Le poème en prose est un tard-venu, et il est longtemps apparu comme une sorte de contradiction dans les termes, la poésie ayant dès l'Antiquité été considérée comme essentiellement définie comme l'écriture en vers. Il est apparu au XIXème siècle, et s'est particulièrement épanoui au XXème.
Le poème en prose a d'abord prouvé son existence en existant, dépourvu de tout accompagnement théorique.
Si depuis toujours ou presque la prose a tenté de rivaliser avec la poésie, par des recherches stylistiques; des cadences... (que l'on songe à Rousseau, Chateaubriand...), et si de premiers poèmes en proses sont apparus au début du 19ème siècle avec des traductions (ou pseudo-traductions) en prose d'originaux en vers (Nodier ou Mérimée), le genre du "poème en prose" apparaît réellement avec Aloysius Bertrand et Baudelaire.
Gaspard de la Nuit, fantaisies à la manière de Rembrandt ou de Callot, paru en 1842, soit plus d'un an après la mort de son auteur, constitue un commencement absolu. Il s'agit de courts textes d'inspiration fantastique, de brefs récits discontinus, qui débutent et s'achèvent abruptement. S'inspirant de la ballade, Bertrand découpe son texte en "couplets" séparés par de larges blancs, comme des strophes ; la discontinuité du récit permet d'élaborer de véritables jeux de combinatoire, comme par exemple dans "un rêve", où se superposent trois lieux, trois notations auditives, et trois scènes simultanées.
Si le livre d'Aloysius Bertrand passa quasiment inaperçu lors de sa publication, par la suite il suscita l'admiration de Baudelaire et de Mallarmé.

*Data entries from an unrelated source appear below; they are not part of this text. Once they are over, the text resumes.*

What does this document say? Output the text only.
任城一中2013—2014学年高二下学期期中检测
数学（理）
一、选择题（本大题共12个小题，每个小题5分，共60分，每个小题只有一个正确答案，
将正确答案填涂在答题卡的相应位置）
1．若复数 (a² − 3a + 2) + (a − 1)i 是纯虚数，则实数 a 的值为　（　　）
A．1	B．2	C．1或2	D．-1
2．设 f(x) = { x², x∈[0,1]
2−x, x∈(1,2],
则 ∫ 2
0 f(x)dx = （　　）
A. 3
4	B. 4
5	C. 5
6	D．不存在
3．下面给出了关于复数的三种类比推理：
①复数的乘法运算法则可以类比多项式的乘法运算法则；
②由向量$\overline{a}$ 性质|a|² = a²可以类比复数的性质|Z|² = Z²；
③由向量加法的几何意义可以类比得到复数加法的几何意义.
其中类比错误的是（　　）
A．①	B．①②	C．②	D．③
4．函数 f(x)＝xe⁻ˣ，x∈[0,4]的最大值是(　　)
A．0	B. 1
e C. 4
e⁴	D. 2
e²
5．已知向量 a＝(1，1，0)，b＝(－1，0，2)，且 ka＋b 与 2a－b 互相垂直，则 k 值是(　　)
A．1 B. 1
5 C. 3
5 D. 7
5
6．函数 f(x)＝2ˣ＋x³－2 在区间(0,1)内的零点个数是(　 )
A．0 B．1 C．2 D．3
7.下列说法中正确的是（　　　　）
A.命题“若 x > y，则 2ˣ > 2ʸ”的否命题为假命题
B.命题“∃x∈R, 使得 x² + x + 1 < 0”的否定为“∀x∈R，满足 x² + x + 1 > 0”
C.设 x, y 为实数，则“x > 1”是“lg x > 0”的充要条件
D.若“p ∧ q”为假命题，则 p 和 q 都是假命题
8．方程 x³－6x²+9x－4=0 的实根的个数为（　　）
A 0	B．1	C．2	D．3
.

Ces deux récits en prose d'une dizaine de pages chacun ont été considérés comme deux des plus beaux poèmes en prose de langue française ; mais par leur longueur, ils sont restés uniques, aussi bien dans l'œuvre de Guérin que dans la littérature.
Charles Baudelaire avait eu l'intention de publier un recueil de poèmes en proses contenant autant de textes que les Fleurs du Mal, dont il aurait été le pendant ; de fait, il publia dans de nombreuses revues des poèmes en prose, dont certains sont la réécriture en prose d'un texte en vers. Il n'eut pas le temps de mener complètement à bien ce projet ; le livre sera publié après sa mort, sous le titre de Petits poèmes en prose.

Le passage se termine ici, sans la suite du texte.